"A philosophic saw-mill."—"The most capacious and powerful thinker of all time.
"The Arry' of philosophy."—"Aristotle and his master were not more beyond the pygmies who preceded them than he is beyond Aristotle."
"Herbert Spencer's chromo-philosophy."—"No other man that has walked the earth has so wrought and written himself into the life of the world."
"The touch of his mind takes the living flavor out of everything."—"He is as much above and beyond all the other great philosophers who have ever lived as the telegraph is beyond the carrier-pigeon, or the railway beyond the sedan chair."
"He has merely combined facts which we knew before into a huge fantastic contradictory system, which hides its nakedness and emptiness partly under the veil of an imposing terminology, and partly in the primeval fog."—"His contributions are of a depth, profundity, and magnitude which have no parallel in the history of mind. Taking but one—and one only—of his transcendent reaches of thought,—namely, that referring to the positive sense of the Unknown as the basis of religion,—it may unhesitatingly be affirmed that the analysis and synthesis by which he advances to the almost supernal grasp of this mighty truth give a sense of power and reach verging on the preternatural."
Can the two thick volumes of autobiography which Mr. Spencer leaves behind him explain such discrepant appreciations? Can we find revealed in them the higher synthesis which reconciles the contradictions? Partly they do explain, I think, and even justify, both kinds of judgment upon their author. But I confess that in the last resort I still feel baffled. In Spencer, as in every concrete individual, there is a uniqueness that defies all formulation. We can feel the touch of it and recognize its taste, so to speak, relishing or disliking, as the case may be, but we can give no ultimate account of it, and we have in the end simply to admire the Creator.

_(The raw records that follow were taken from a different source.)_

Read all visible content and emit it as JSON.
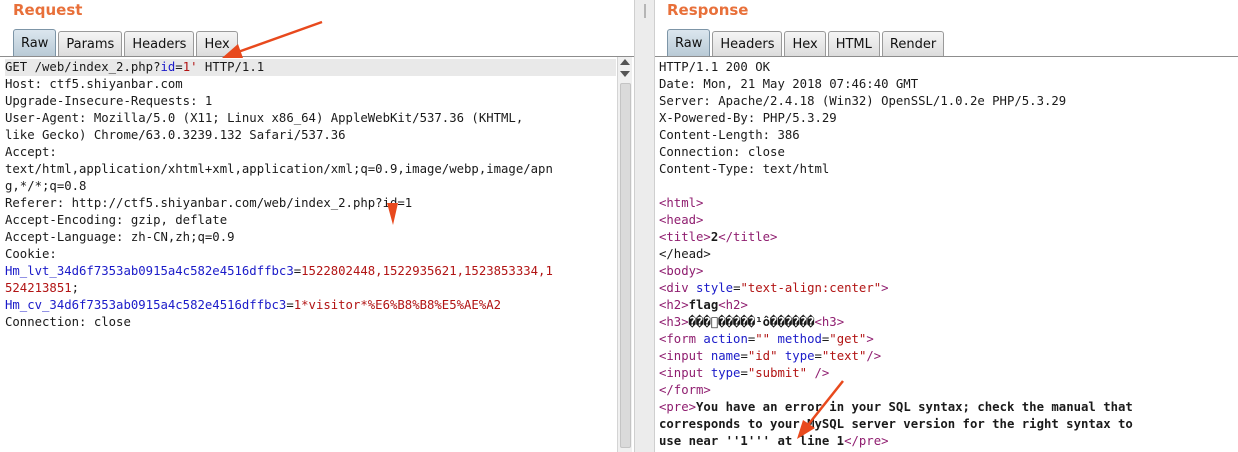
{
  "corner_glyph": "⇗",
  "request": {
    "title": "Request",
    "tabs": [
      "Raw",
      "Params",
      "Headers",
      "Hex"
    ],
    "active_tab": "Raw",
    "lines": {
      "l0_a": "GET /web/index_2.php?",
      "l0_k": "id",
      "l0_eq": "=",
      "l0_v": "1'",
      "l0_b": " HTTP/1.1",
      "l1": "Host: ctf5.shiyanbar.com",
      "l2": "Upgrade-Insecure-Requests: 1",
      "l3": "User-Agent: Mozilla/5.0 (X11; Linux x86_64) AppleWebKit/537.36 (KHTML,",
      "l4": "like Gecko) Chrome/63.0.3239.132 Safari/537.36",
      "l5": "Accept:",
      "l6": "text/html,application/xhtml+xml,application/xml;q=0.9,image/webp,image/apn",
      "l7": "g,*/*;q=0.8",
      "l8": "Referer: http://ctf5.shiyanbar.com/web/index_2.php?id=1",
      "l9": "Accept-Encoding: gzip, deflate",
      "l10": "Accept-Language: zh-CN,zh;q=0.9",
      "l11": "Cookie:",
      "l12_k": "Hm_lvt_34d6f7353ab0915a4c582e4516dffbc3",
      "l12_eq": "=",
      "l12_v": "1522802448,1522935621,1523853334,1",
      "l13_v": "524213851",
      "l13_semi": ";",
      "l14_k": "Hm_cv_34d6f7353ab0915a4c582e4516dffbc3",
      "l14_eq": "=",
      "l14_v": "1*visitor*%E6%B8%B8%E5%AE%A2",
      "l15": "Connection: close"
    }
  },
  "response": {
    "title": "Response",
    "tabs": [
      "Raw",
      "Headers",
      "Hex",
      "HTML",
      "Render"
    ],
    "active_tab": "Raw",
    "lines": {
      "h0": "HTTP/1.1 200 OK",
      "h1": "Date: Mon, 21 May 2018 07:46:40 GMT",
      "h2": "Server: Apache/2.4.18 (Win32) OpenSSL/1.0.2e PHP/5.3.29",
      "h3": "X-Powered-By: PHP/5.3.29",
      "h4": "Content-Length: 386",
      "h5": "Connection: close",
      "h6": "Content-Type: text/html",
      "b_html": "<html>",
      "b_head": "<head>",
      "b_title_open": "<title>",
      "b_title_text": "2",
      "b_title_close": "</title>",
      "b_head_close": "</head>",
      "b_body": "<body>",
      "b_div_open": "<div ",
      "b_div_attr": "style",
      "b_div_eq": "=",
      "b_div_val": "\"text-align:center\"",
      "b_div_end": ">",
      "b_h2_open": "<h2>",
      "b_h2_text": "flag",
      "b_h2_close": "<h2>",
      "b_h3_open": "<h3>",
      "b_h3_text": "���\u0000�����¹ô������",
      "b_h3_close": "<h3>",
      "b_form_open": "<form ",
      "b_form_a1": "action",
      "b_form_v1": "\"\"",
      "b_form_a2": "method",
      "b_form_v2": "\"get\"",
      "b_form_end": ">",
      "b_in1_open": "<input ",
      "b_in1_a1": "name",
      "b_in1_v1": "\"id\"",
      "b_in1_a2": "type",
      "b_in1_v2": "\"text\"",
      "b_in1_end": "/>",
      "b_in2_open": "<input ",
      "b_in2_a1": "type",
      "b_in2_v1": "\"submit\"",
      "b_in2_end": " />",
      "b_form_close": "</form>",
      "b_pre_open": "<pre>",
      "b_pre_t1": "You have an error in your SQL syntax; check the manual that",
      "b_pre_t2": "corresponds to your MySQL server version for the right syntax to",
      "b_pre_t3": "use near ''1''' at line 1",
      "b_pre_close": "</pre>"
    }
  },
  "colors": {
    "title": "#e8703a",
    "annotation_arrow": "#e8491d",
    "key": "#1b1bc9",
    "value": "#b21414",
    "tag": "#8f1d6f"
  }
}
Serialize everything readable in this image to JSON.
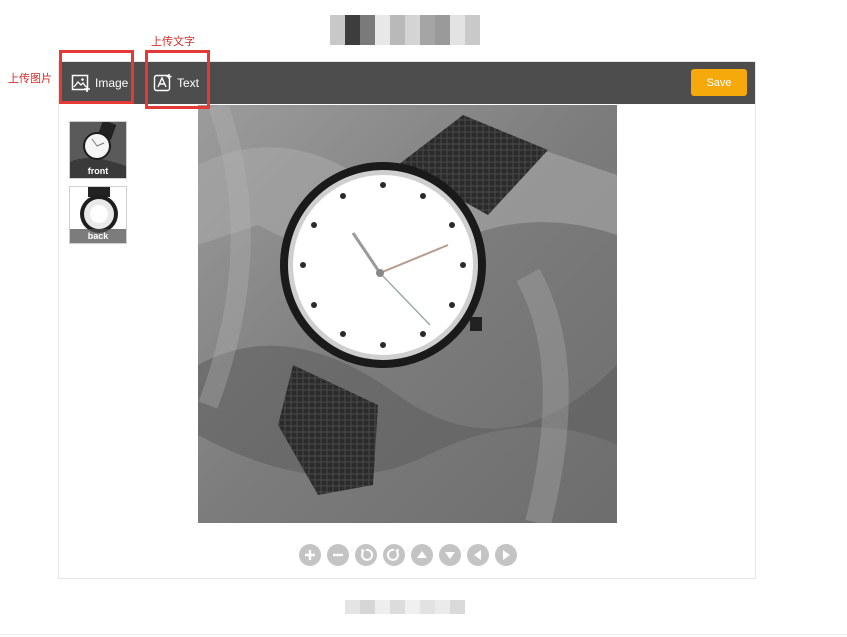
{
  "annotations": {
    "image_label": "上传图片",
    "text_label": "上传文字"
  },
  "toolbar": {
    "image_label": "Image",
    "text_label": "Text",
    "save_label": "Save"
  },
  "thumbnails": [
    {
      "label": "front"
    },
    {
      "label": "back"
    }
  ],
  "controls": [
    "zoom-in-icon",
    "zoom-out-icon",
    "rotate-left-icon",
    "rotate-right-icon",
    "move-up-icon",
    "move-down-icon",
    "move-left-icon",
    "move-right-icon"
  ],
  "colors": {
    "toolbar": "#4d4d4d",
    "save": "#f5a90b",
    "annotation": "#e53935"
  }
}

Mr. Spencer's task, the unification of all knowledge into an articulate system, was more ambitious than anything attempted since St. Thomas or Descartes. Most thinkers have confined themselves either to generalities or to details, but Spencer addressed himself to everything. He dealt in logical, metaphysical, and ethical first principles, in cosmogony and geology, in physics, and chemistry after a fashion, in biology, psychology, sociology, politics, and aesthetics. Hardly any subject can be named which has not at least been touched on in some one of his many volumes. His erudition was prodigious. His civic conscience and his social courage both were admirable. His life was pure. He was devoted to truth and usefulness, and his character was wholly free from envy and malice (though not from contempt), and from the perverse egoisms that so often go with greatness.
Surely, any one hearing this veracious enumeration would think that Spencer must have been a rich and exuberant human being. Such wide curiosities must have gone with the widest sympathies, and such a powerful harmony of character, whether it were a congenital gift, or were acquired by spiritual wrestling and eating bread with tears, must in any case have been a glorious spectacle for the beholder. Since Goethe, no such ideal human being can have been visible, walking our poor earth.
Yet when we turn to the "Autobiography," the self-confession which we find is this: An old-maidish personage, inhabiting boarding-houses, equable and lukewarm in all his tastes and passions, having no desultory curiosity, showing little interest in either books or people. A petty fault-finder and stickler for trifles, devoid in youth of any wide designs on life, fond only of the more mechanical side of things, yet drifting as it were involuntarily into the possession of a world-formula which by dint of his extraordinary pertinacity he proceeded to apply to so many special cases that it made him a philosopher in spite of himself. He appears as modest enough, but with a curious vanity in some of his deficiencies,—his lack of desultory interests, for example, and his nonconformity to reigning customs. He gives a queer sense of having no emotional perspective, as if small things and large were on the same plane of vision, and equally commanded his attention. In spite of his professed dislike of monotony, one feels an awfully monotonous quality in him; and in spite of the fact that invalidism condemned him to avoid thinking, and to saunter and potter through large parts of every day, one finds no twilight region in his mind, and no capacity for dreaminess or passivity. All parts of it are filled with the same noonday glare, like a dry desert where every grain of sand shows singly, and there are no mysteries or shadows.
"Look on this picture and on that," and answer how they can be compatible.